French Partner: Thierry Peyrard and Olivier Garraud 

Research Domain: Hematology and blood banking 

Research Project Title: Determination of Red Blood Cell Alloantibody Frequency and Major Blood Types among Palestinians

Research Project Purpose: Red blood cell (RBC) transfusion is a lifesaving therapy for complications of anemia and treatment of the symptoms and signs of hypoxia. However, the risk of RBC alloimmunization is always a concern for patients receiving RBC transfusions. Hence, establishment of a database showing the features and frequency of allo-antibodies among Palestinians will greatly facilitate antibody screening and consequently allocating a matching donor. Definitive advantages of RBC phenotyping include identification of the RBC antigenic profile among regular repeat donors for the ease of availability of compatible blood for multiply transfused patients. In this study, we aim to determine the frequency and characteristics of RBC alloantibodies among the Palestinian population through Palestinian blood banks records and to study the major RBC-phenotypes among the Palestinian population.

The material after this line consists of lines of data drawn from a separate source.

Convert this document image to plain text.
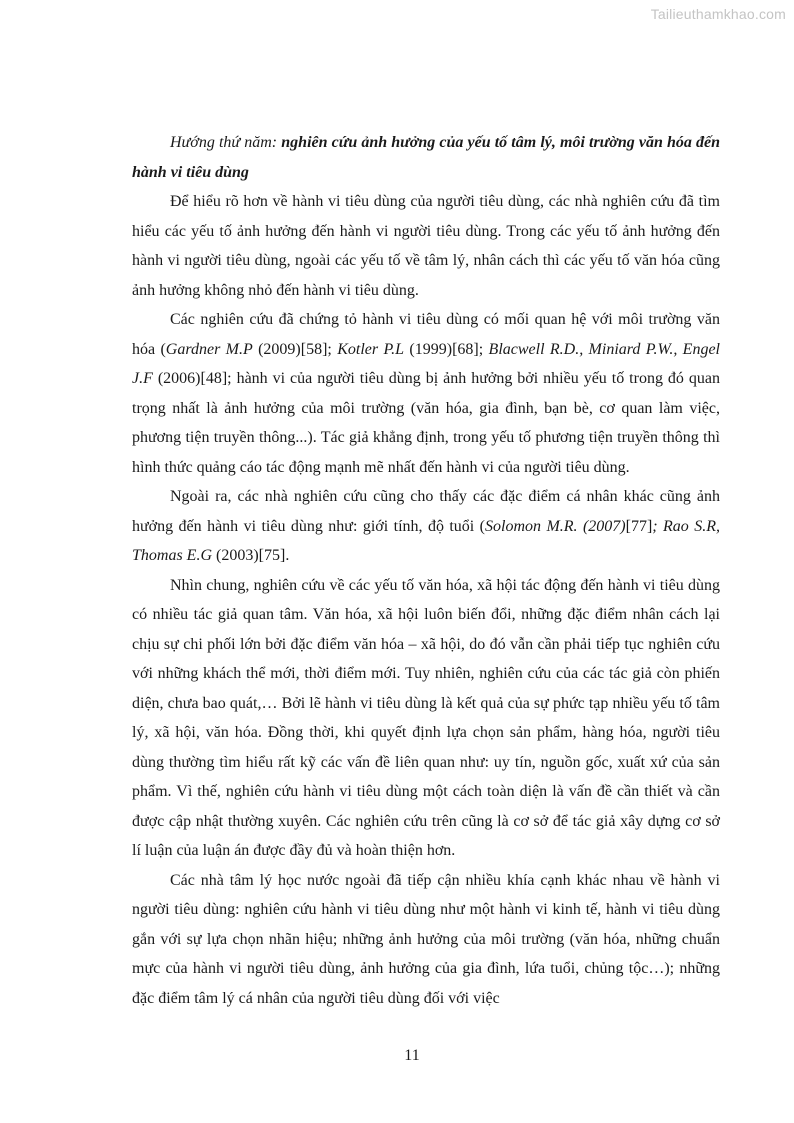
Tailieuthamkhao.com

Hướng thứ năm: nghiên cứu ảnh hưởng của yếu tố tâm lý, môi trường văn hóa đến hành vi tiêu dùng

Để hiểu rõ hơn về hành vi tiêu dùng của người tiêu dùng, các nhà nghiên cứu đã tìm hiểu các yếu tố ảnh hưởng đến hành vi người tiêu dùng. Trong các yếu tố ảnh hưởng đến hành vi người tiêu dùng, ngoài các yếu tố về tâm lý, nhân cách thì các yếu tố văn hóa cũng ảnh hưởng không nhỏ đến hành vi tiêu dùng.

Các nghiên cứu đã chứng tỏ hành vi tiêu dùng có mối quan hệ với môi trường văn hóa (Gardner M.P (2009)[58]; Kotler P.L (1999)[68]; Blacwell R.D., Miniard P.W., Engel J.F (2006)[48]; hành vi của người tiêu dùng bị ảnh hưởng bởi nhiều yếu tố trong đó quan trọng nhất là ảnh hưởng của môi trường (văn hóa, gia đình, bạn bè, cơ quan làm việc, phương tiện truyền thông...). Tác giả khẳng định, trong yếu tố phương tiện truyền thông thì hình thức quảng cáo tác động mạnh mẽ nhất đến hành vi của người tiêu dùng.

Ngoài ra, các nhà nghiên cứu cũng cho thấy các đặc điểm cá nhân khác cũng ảnh hưởng đến hành vi tiêu dùng như: giới tính, độ tuổi (Solomon M.R. (2007)[77]; Rao S.R, Thomas E.G (2003)[75].

Nhìn chung, nghiên cứu về các yếu tố văn hóa, xã hội tác động đến hành vi tiêu dùng có nhiều tác giả quan tâm. Văn hóa, xã hội luôn biến đổi, những đặc điểm nhân cách lại chịu sự chi phối lớn bởi đặc điểm văn hóa – xã hội, do đó vẫn cần phải tiếp tục nghiên cứu với những khách thể mới, thời điểm mới. Tuy nhiên, nghiên cứu của các tác giả còn phiến diện, chưa bao quát,… Bởi lẽ hành vi tiêu dùng là kết quả của sự phức tạp nhiều yếu tố tâm lý, xã hội, văn hóa. Đồng thời, khi quyết định lựa chọn sản phẩm, hàng hóa, người tiêu dùng thường tìm hiểu rất kỹ các vấn đề liên quan như: uy tín, nguồn gốc, xuất xứ của sản phẩm. Vì thế, nghiên cứu hành vi tiêu dùng một cách toàn diện là vấn đề cần thiết và cần được cập nhật thường xuyên. Các nghiên cứu trên cũng là cơ sở để tác giả xây dựng cơ sở lí luận của luận án được đầy đủ và hoàn thiện hơn.

Các nhà tâm lý học nước ngoài đã tiếp cận nhiều khía cạnh khác nhau về hành vi người tiêu dùng: nghiên cứu hành vi tiêu dùng như một hành vi kinh tế, hành vi tiêu dùng gắn với sự lựa chọn nhãn hiệu; những ảnh hưởng của môi trường (văn hóa, những chuẩn mực của hành vi người tiêu dùng, ảnh hưởng của gia đình, lứa tuổi, chủng tộc…); những đặc điểm tâm lý cá nhân của người tiêu dùng đối với việc

11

Main outputs/results: ABO blood groups among Palestinians were A (39.5%), O (36.9%), B (17.1%), and AB (6.5%). The frequencies of Rh and Kell antigens were as follows: 87% Rh D positive, 16% E positive, 81.3% e positive, 50.1% C positive, 67.2% c positive, and 8.9% K positive. During the study period, RBC alloantibodies were detected in 1703 (9.7%) out of 17605 transfused patients. The most common Rh and Kell antibodies were against D (38.4%), followed by K (12.6%), E (10.6%), C (4.8%), and c (4.1%). Other commonly detected antibodies included Lea (4.1%) and Leb (4.3%). More than 80% of alloimmunized patients were females. In addition, some rare types of alloantibodies were detected in this study that need further investigations.

Expected future impact: This study is the first step towards establishing a comprehensive database which shows the frequency and nature of allo-antibodies, identify patients with alloimmunization to be flagged in the database to enable electronic selection of donor units that have been antigen-matched for recipients at multiple blood group loci and facilitate antibody screening and consequently allocating a matching donor. These patients should be given carry-on cards and could also benefit from being educated about the names of the identified antibodies.

Future Plan: Introduction of genotyping of Human Erythrocyte Antigens (HEA) among frequently transfused patients to reduce the risk of incompatible blood transfusion

Main Impact: The ease of availability of compatible blood for multiply transfused patients.